The intended audience for this book is

teenagers. It’s romance for the sort of people who’d generally hate romance.

Quotes

‘Sometimes, you read a book and it fills you with this weird, evangelical zeal, and you become convinced that the shattered world will never be put back together unless and until all living humans read the book. And then there are books like An Imperial Affliction, which you can’t tell people about, books so special and rare and yours that advertising your affection feels like a betrayal.’ 

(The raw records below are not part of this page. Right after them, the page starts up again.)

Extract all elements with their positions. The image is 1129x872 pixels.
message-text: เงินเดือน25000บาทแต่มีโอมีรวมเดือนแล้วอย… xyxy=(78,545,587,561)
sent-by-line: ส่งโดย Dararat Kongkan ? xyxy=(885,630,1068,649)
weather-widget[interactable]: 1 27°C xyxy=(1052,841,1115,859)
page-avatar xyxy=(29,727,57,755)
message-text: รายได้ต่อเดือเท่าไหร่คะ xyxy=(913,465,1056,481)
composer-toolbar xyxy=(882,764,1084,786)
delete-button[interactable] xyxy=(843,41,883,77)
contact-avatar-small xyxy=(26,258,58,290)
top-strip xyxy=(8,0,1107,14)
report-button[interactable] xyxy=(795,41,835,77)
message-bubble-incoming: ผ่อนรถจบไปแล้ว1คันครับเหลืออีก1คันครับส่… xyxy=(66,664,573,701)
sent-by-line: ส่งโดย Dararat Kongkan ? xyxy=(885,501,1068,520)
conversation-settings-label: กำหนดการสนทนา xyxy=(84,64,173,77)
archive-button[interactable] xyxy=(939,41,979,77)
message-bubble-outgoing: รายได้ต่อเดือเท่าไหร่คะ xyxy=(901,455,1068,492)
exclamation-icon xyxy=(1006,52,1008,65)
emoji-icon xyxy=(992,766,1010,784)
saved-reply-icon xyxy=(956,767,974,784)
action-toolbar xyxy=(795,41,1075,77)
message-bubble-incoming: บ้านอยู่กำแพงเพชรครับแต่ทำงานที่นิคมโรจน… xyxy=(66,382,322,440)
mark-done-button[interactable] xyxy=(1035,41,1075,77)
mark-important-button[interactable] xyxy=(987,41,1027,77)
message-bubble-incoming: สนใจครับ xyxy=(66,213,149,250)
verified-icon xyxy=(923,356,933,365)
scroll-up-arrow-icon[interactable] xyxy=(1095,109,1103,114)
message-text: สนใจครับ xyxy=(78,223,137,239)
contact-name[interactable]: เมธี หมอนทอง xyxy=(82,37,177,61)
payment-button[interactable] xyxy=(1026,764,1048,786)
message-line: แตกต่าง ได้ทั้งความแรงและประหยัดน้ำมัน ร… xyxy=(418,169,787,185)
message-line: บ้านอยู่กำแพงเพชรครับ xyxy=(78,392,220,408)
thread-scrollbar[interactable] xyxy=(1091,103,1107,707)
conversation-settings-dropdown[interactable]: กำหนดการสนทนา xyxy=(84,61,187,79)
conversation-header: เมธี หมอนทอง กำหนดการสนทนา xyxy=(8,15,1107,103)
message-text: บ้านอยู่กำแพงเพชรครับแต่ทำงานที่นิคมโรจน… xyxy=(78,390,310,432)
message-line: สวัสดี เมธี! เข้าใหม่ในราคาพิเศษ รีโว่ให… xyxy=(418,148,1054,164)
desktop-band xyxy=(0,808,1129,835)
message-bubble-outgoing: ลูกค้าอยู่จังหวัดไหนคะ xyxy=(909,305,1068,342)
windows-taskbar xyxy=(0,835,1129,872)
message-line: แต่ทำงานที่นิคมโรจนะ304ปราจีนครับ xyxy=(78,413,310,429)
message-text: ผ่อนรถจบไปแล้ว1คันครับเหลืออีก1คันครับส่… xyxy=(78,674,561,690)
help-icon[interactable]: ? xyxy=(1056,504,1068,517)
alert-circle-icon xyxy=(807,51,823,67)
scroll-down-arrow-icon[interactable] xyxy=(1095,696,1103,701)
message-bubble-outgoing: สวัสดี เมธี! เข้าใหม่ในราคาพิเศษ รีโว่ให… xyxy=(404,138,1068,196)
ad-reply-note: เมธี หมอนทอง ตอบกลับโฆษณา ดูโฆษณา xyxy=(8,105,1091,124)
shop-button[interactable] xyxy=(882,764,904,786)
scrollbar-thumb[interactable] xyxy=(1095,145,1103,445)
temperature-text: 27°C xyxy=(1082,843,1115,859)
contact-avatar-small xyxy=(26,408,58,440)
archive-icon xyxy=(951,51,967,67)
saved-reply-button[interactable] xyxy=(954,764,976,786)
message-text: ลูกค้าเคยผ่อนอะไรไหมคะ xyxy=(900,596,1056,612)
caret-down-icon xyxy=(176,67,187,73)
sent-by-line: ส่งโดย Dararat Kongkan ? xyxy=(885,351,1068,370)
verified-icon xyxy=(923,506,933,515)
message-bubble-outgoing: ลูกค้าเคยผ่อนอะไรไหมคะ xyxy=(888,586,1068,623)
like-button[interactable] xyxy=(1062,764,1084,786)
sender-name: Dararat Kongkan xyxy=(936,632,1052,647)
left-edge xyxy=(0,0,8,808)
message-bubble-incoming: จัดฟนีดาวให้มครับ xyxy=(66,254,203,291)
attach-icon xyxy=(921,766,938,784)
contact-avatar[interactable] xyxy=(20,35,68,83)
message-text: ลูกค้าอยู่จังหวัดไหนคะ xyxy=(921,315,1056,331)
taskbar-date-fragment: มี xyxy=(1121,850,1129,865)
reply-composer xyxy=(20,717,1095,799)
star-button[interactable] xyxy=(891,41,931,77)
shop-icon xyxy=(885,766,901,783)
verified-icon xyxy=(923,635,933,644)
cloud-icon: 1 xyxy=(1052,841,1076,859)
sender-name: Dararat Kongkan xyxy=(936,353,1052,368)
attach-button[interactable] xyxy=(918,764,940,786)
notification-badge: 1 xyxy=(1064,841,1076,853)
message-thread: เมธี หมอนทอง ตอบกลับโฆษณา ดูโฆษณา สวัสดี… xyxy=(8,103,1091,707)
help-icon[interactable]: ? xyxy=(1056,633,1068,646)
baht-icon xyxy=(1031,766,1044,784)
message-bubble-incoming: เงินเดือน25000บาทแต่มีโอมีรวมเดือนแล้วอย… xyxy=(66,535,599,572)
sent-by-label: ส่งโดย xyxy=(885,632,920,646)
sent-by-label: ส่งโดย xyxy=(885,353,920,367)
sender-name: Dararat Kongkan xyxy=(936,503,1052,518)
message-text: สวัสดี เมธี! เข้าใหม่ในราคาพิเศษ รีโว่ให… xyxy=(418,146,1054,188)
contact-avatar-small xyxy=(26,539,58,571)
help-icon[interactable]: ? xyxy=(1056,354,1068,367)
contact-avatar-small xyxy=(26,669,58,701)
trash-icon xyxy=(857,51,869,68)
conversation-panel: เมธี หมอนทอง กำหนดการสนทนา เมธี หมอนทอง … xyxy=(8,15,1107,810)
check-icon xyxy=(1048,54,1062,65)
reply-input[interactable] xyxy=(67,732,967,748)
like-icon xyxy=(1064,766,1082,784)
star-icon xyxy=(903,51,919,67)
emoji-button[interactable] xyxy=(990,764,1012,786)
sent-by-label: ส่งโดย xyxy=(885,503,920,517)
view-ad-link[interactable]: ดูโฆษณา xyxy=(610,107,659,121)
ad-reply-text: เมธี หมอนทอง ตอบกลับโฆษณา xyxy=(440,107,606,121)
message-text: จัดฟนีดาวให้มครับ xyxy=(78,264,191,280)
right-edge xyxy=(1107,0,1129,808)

‘His mom sat down next to me. “I just love this one, don’t you?” I guess I had been looking toward the Encouragement above the TV, a drawing of an angel with the caption Without Pain, How Could We Know Joy?
     (This is an old argument in the field of Thinking About Suffering, and its stupidity and lack of sophistication could be plumbed for centuries, but suffice to say that the existence of broccoli does not in any way affect the taste of chocolate.) “Yes,” I said. “A lovely thought.”’

     ‘“Sometimes people don’t understand the promises they’re making when they make them,” I said.
     Isaac shot me a look. “Right, of course. But you keep the promise anyway. That’s what love is. Love is keeping the promise anyway. Don’t you believe in true love?”
     I didn’t answer. I didn’t have an answer. But I thought that if true love did exist, that was a pretty good definition of it.’ 

‘… “Do you know,” he asked in a delicious accent, “what Dom Perignon said after inventing champagne?”
    “No,” I said.
    “He called out to his fellow monks, ‘Come quickly: I am tasting the stars.’”’

‘I was thinking about way back in the very beginning in The Literal Heart of Jesus when Gus told us that he feared oblivion, and I told him he was fearing something universal and inevitable, and how really, the problem was not suffering itself or oblivion itself, but the depraved meaninglessness of these things, the absolutely inhuman nihilism of suffering. I thought of my dad telling me that the universe wants to be noticed. But what we want is to be noticed by the universe, to have the universe give a shit what happens to us—not the collective idea of sentient life but each of us, as individuals.’